Requirements to Sell

New Business Registration.
First and foremost, all new businesses in the state need to complete the RI Business Application and Registration (BAR). Another resource is business.gov, which will take you through the registration process, step by step.

New businesses must also register as a corporation, LLC or sole proprietorship through the RI Secretary of State Office. This way you will be registered with the state.

In most cases, you will need to register your business with the IRS to get an EIN (employer identification number) which you will need for filing taxes, etc. This may depend on the scale of your operation. Visit business.gov for more information on EINs.

Is the food you'll be selling taxable? If you're unsure check with the RI Division of Taxation at (401) 574-8955.

Town Hall / City Hall Requirements.
Each town may have specific vendors licenses. Please check with the town you will be selling in. See contact information for every City Hall in RI.

RI Department of Health Licenses.
For licensing information and the RI Food Code from the Department of Health visit their website: http://www.health.ri.gov/licenses/food/. Below are direct links to a few that might be of particular interest.
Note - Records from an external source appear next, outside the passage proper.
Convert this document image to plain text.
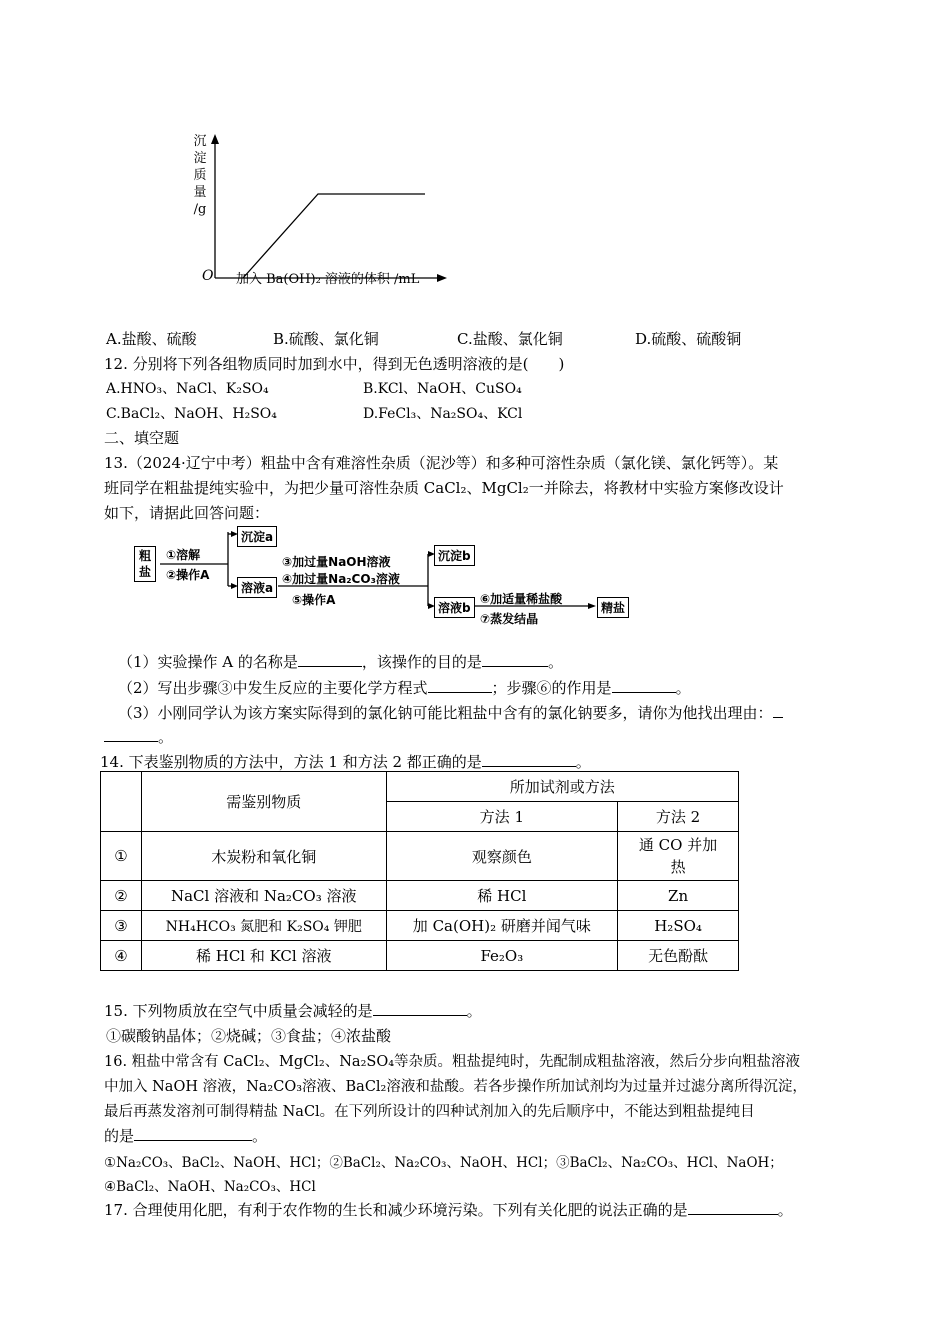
沉
淀
质
量
/g
O 加入 Ba(OH)₂ 溶液的体积 /mL
A.盐酸、硫酸	B.硫酸、氯化铜	C.盐酸、氯化铜	D.硫酸、硫酸铜
12. 分别将下列各组物质同时加到水中，得到无色透明溶液的是(　　)
A.HNO₃、NaCl、K₂SO₄	B.KCl、NaOH、CuSO₄
C.BaCl₂、NaOH、H₂SO₄	D.FeCl₃、Na₂SO₄、KCl
二、填空题
13.（2024·辽宁中考）粗盐中含有难溶性杂质（泥沙等）和多种可溶性杂质（氯化镁、氯化钙等）。某
班同学在粗盐提纯实验中，为把少量可溶性杂质 CaCl₂、MgCl₂一并除去，将教材中实验方案修改设计
如下，请据此回答问题：
粗
盐
①溶解
②操作A
沉淀a
溶液a
③加过量NaOH溶液
④加过量Na₂CO₃溶液
⑤操作A
沉淀b
溶液b
⑥加适量稀盐酸
⑦蒸发结晶
精盐
（1）实验操作 A 的名称是	，该操作的目的是	。
（2）写出步骤③中发生反应的主要化学方程式	；步骤⑥的作用是	。
（3）小刚同学认为该方案实际得到的氯化钠可能比粗盐中含有的氯化钠要多，请你为他找出理由：
。
14. 下表鉴别物质的方法中，方法 1 和方法 2 都正确的是	。
	需鉴别物质	所加试剂或方法	
		方法 1	方法 2
①	木炭粉和氧化铜	观察颜色	通 CO 并加热
②	NaCl 溶液和 Na₂CO₃ 溶液	稀 HCl	Zn
③	NH₄HCO₃ 氮肥和 K₂SO₄ 钾肥	加 Ca(OH)₂ 研磨并闻气味	H₂SO₄
④	稀 HCl 和 KCl 溶液	Fe₂O₃	无色酚酞
15. 下列物质放在空气中质量会减轻的是	。
①碳酸钠晶体；②烧碱；③食盐；④浓盐酸
16. 粗盐中常含有 CaCl₂、MgCl₂、Na₂SO₄等杂质。粗盐提纯时，先配制成粗盐溶液，然后分步向粗盐溶液
中加入 NaOH 溶液，Na₂CO₃溶液、BaCl₂溶液和盐酸。若各步操作所加试剂均为过量并过滤分离所得沉淀，
最后再蒸发溶剂可制得精盐 NaCl。在下列所设计的四种试剂加入的先后顺序中，不能达到粗盐提纯目
的是	。
①Na₂CO₃、BaCl₂、NaOH、HCl；②BaCl₂、Na₂CO₃、NaOH、HCl；③BaCl₂、Na₂CO₃、HCl、NaOH；
④BaCl₂、NaOH、Na₂CO₃、HCl
17. 合理使用化肥，有利于农作物的生长和减少环境污染。下列有关化肥的说法正确的是	。
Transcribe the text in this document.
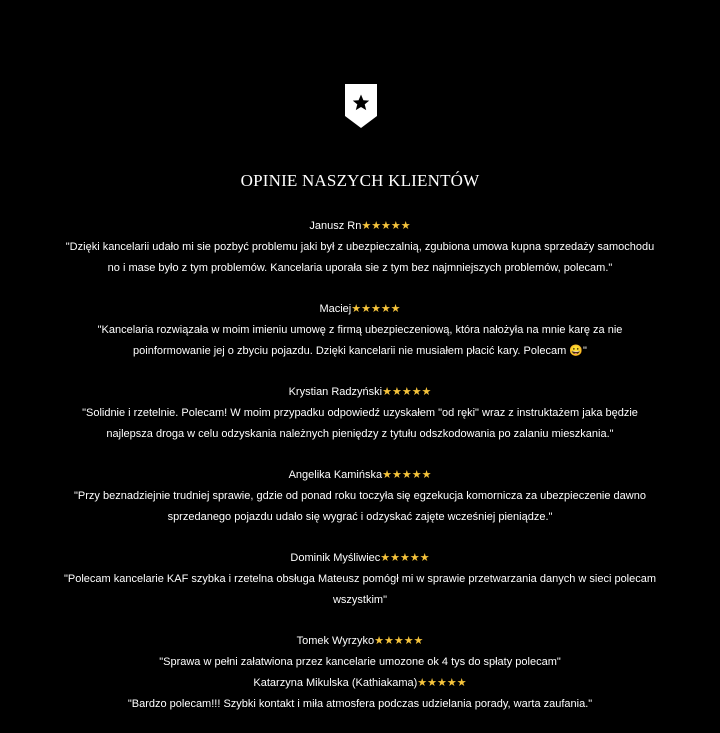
OPINIE NASZYCH KLIENTÓW
Janusz Rn★★★★★
"Dzięki kancelarii udało mi sie pozbyć problemu jaki był z ubezpieczalnią, zgubiona umowa kupna sprzedaży samochodu no i mase było z tym problemów. Kancelaria uporała sie z tym bez najmniejszych problemów, polecam."
Maciej★★★★★
"Kancelaria rozwiązała w moim imieniu umowę z firmą ubezpieczeniową, która nałożyła na mnie karę za nie poinformowanie jej o zbyciu pojazdu. Dzięki kancelarii nie musiałem płacić kary. Polecam 😀"
Krystian Radzyński★★★★★
"Solidnie i rzetelnie. Polecam! W moim przypadku odpowiedź uzyskałem "od ręki" wraz z instruktażem jaka będzie najlepsza droga w celu odzyskania należnych pieniędzy z tytułu odszkodowania po zalaniu mieszkania."
Angelika Kamińska★★★★★
"Przy beznadziejnie trudniej sprawie, gdzie od ponad roku toczyła się egzekucja komornicza za ubezpieczenie dawno sprzedanego pojazdu udało się wygrać i odzyskać zajęte wcześniej pieniądze."
Dominik Myśliwiec★★★★★
"Polecam kancelarie KAF szybka i rzetelna obsługa Mateusz pomógł mi w sprawie przetwarzania danych w sieci polecam wszystkim"
Tomek Wyrzyko★★★★★
"Sprawa w pełni załatwiona przez kancelarie umozone ok 4 tys do spłaty polecam"
Katarzyna Mikulska (Kathiakama)★★★★★
"Bardzo polecam!!! Szybki kontakt i miła atmosfera podczas udzielania porady, warta zaufania."
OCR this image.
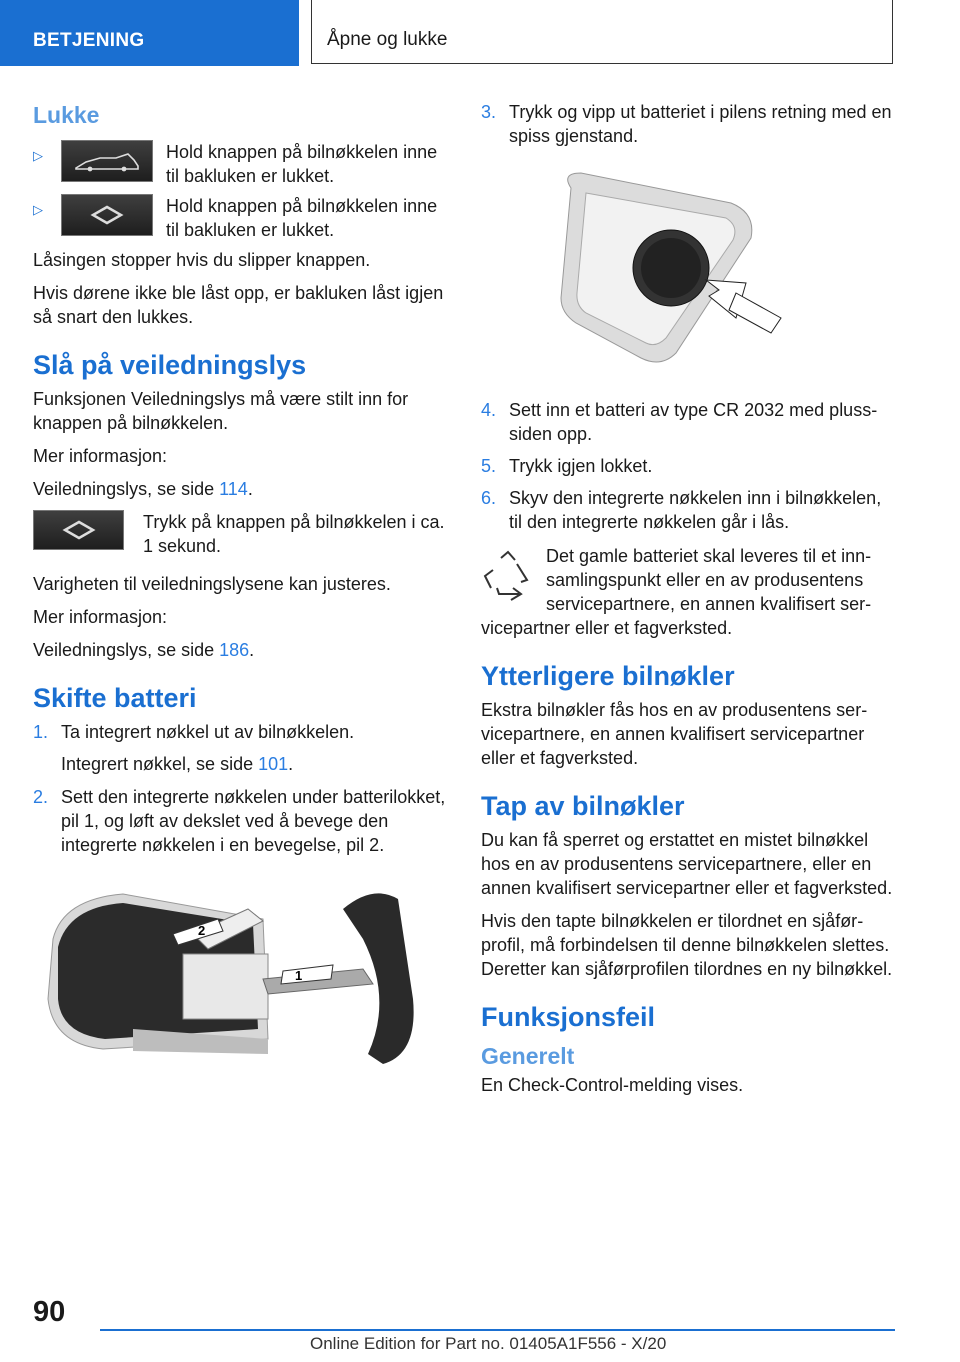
BETJENING	Åpne og lukke
Lukke
▷	Hold knappen på bilnøkkelen inne til bakluken er lukket.
▷	Hold knappen på bilnøkkelen inne til bakluken er lukket.

Låsingen stopper hvis du slipper knappen.

Hvis dørene ikke ble låst opp, er bakluken låst igjen så snart den lukkes.

Slå på veiledningslys

Funksjonen Veiledningslys må være stilt inn for knappen på bilnøkkelen.

Mer informasjon:

Veiledningslys, se side 114.

Trykk på knappen på bilnøkkelen i ca. 1 sekund.

Varigheten til veiledningslysene kan justeres.

Mer informasjon:

Veiledningslys, se side 186.

Skifte batteri
1. Ta integrert nøkkel ut av bilnøkkelen.
Integrert nøkkel, se side 101.
2. Sett den integrerte nøkkelen under batterilokket, pil 1, og løft av dekslet ved å bevege den integrerte nøkkelen i en bevegelse, pil 2.
1
2
3. Trykk og vipp ut batteriet i pilens retning med en spiss gjenstand.
4. Sett inn et batteri av type CR 2032 med pluss-siden opp.
5. Trykk igjen lokket.
6. Skyv den integrerte nøkkelen inn i bilnøkkelen, til den integrerte nøkkelen går i lås.
Det gamle batteriet skal leveres til et innsamlingspunkt eller en av produsentens servicepartnere, en annen kvalifisert servicepartner eller et fagverksted.
Ytterligere bilnøkler

Ekstra bilnøkler fås hos en av produsentens servicepartnere, en annen kvalifisert servicepartner eller et fagverksted.

Tap av bilnøkler

Du kan få sperret og erstattet en mistet bilnøkkel hos en av produsentens servicepartnere, eller en annen kvalifisert servicepartner eller et fagverksted.

Hvis den tapte bilnøkkelen er tilordnet en sjåførprofil, må forbindelsen til denne bilnøkkelen slettes. Deretter kan sjåførprofilen tilordnes en ny bilnøkkel.

Funksjonsfeil
Generelt

En Check-Control-melding vises.

90
Online Edition for Part no. 01405A1F556 - X/20
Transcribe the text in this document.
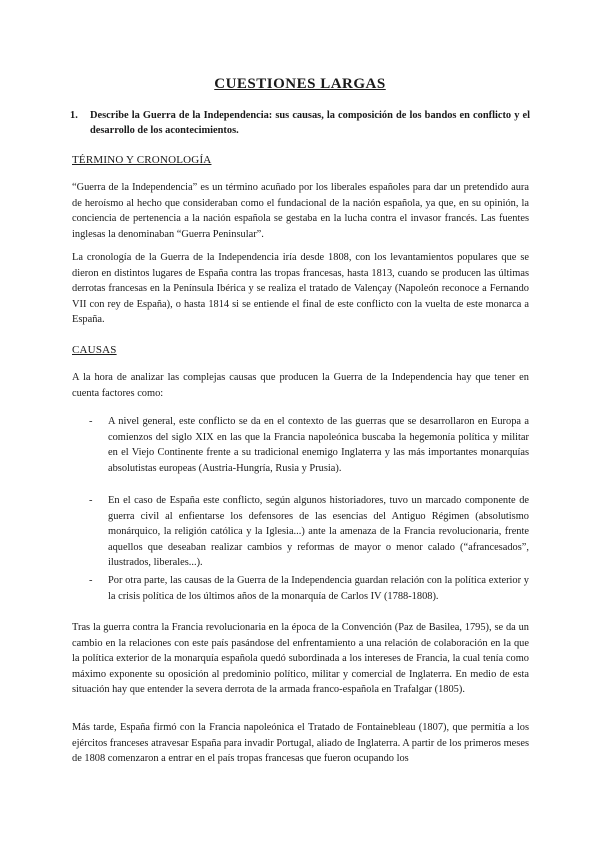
CUESTIONES LARGAS
1. Describe la Guerra de la Independencia: sus causas, la composición de los bandos en conflicto y el desarrollo de los acontecimientos.
TÉRMINO Y CRONOLOGÍA
“Guerra de la Independencia” es un término acuñado por los liberales españoles para dar un pretendido aura de heroísmo al hecho que consideraban como el fundacional de la nación española, ya que, en su opinión, la conciencia de pertenencia a la nación española se gestaba en la lucha contra el invasor francés. Las fuentes inglesas la denominaban “Guerra Peninsular”.
La cronología de la Guerra de la Independencia iría desde 1808, con los levantamientos populares que se dieron en distintos lugares de España contra las tropas francesas, hasta 1813, cuando se producen las últimas derrotas francesas en la Península Ibérica y se realiza el tratado de Valençay (Napoleón reconoce a Fernando VII con rey de España), o hasta 1814 si se entiende el final de este conflicto con la vuelta de este monarca a España.
CAUSAS
A la hora de analizar las complejas causas que producen la Guerra de la Independencia hay que tener en cuenta factores como:
- A nivel general, este conflicto se da en el contexto de las guerras que se desarrollaron en Europa a comienzos del siglo XIX en las que la Francia napoleónica buscaba la hegemonía política y militar en el Viejo Continente frente a su tradicional enemigo Inglaterra y las más importantes monarquías absolutistas europeas (Austria-Hungría, Rusia y Prusia).
- En el caso de España este conflicto, según algunos historiadores, tuvo un marcado componente de guerra civil al enfientarse los defensores de las esencias del Antiguo Régimen (absolutismo monárquico, la religión católica y la Iglesia...) ante la amenaza de la Francia revolucionaria, frente aquellos que deseaban realizar cambios y reformas de mayor o menor calado (“afrancesados”, ilustrados, liberales...).
- Por otra parte, las causas de la Guerra de la Independencia guardan relación con la política exterior y la crisis política de los últimos años de la monarquía de Carlos IV (1788-1808).
Tras la guerra contra la Francia revolucionaria en la época de la Convención (Paz de Basilea, 1795), se da un cambio en la relaciones con este país pasándose del enfrentamiento a una relación de colaboración en la que la política exterior de la monarquía española quedó subordinada a los intereses de Francia, la cual tenía como máximo exponente su oposición al predominio político, militar y comercial de Inglaterra. En medio de esta situación hay que entender la severa derrota de la armada franco-española en Trafalgar (1805).
Más tarde, España firmó con la Francia napoleónica el Tratado de Fontainebleau (1807), que permitía a los ejércitos franceses atravesar España para invadir Portugal, aliado de Inglaterra. A partir de los primeros meses de 1808 comenzaron a entrar en el país tropas francesas que fueron ocupando los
  • Food Peddler application if you are selling meat, dairy or prepared foods.
  • Farm Home Kitchen application if you cook approved foods in your farm kitchen.
  • There may be other licenses required if you handle meat (see below), seafood or operate a mobile food cart. Contact Ernest Julian at the Office of Food Protection at RI Department of Health at (401) 222-2749 or This email address is being protected from spambots. You need JavaScript enabled to view it. if you have questions about which licenses you need.

Meat Producers Retail License.
If you plan to sell farm-raised meat, you will need to apply for a Retail License from the State of Rhode Island. This license will allow you to sell both at the market and at your farm. The Rhode Island Raised Livestock Association (RIRLA)has prepared guides and resources for you in this process, including wholesale permit, contact information for people and procedures.

RIRLA is an organization that has resources for farms raising livestock, no matter how small the farm – their website not only has a wealth of information on licensing but also classified ads, vet listings, classes and workshops for livestock producers, as well as member access to grain discounts and local slaughterhouse slots.

Insurance / Product Liability.
Insurance protects you in the unlikely event that someone gets hurt, sick or injured as the result of an act by you. Many markets require it. You should have proper insurance in place for the types of products that you sell, which include a General or Farm/Business Liability policy. Shop around for a good policy quote!

List your farm online.
This is not a requirement, but as soon as you have all of the appropriate licensing in place, sign on to Farm Fresh Rhode Island and create a profile for your farm! Millions of people search the site each year to find local farms and this listing will start to get the word out about your new operation. On the website you can list the produce you grow, where you are selling, if you have a farmstand, csa, pick your own, etc.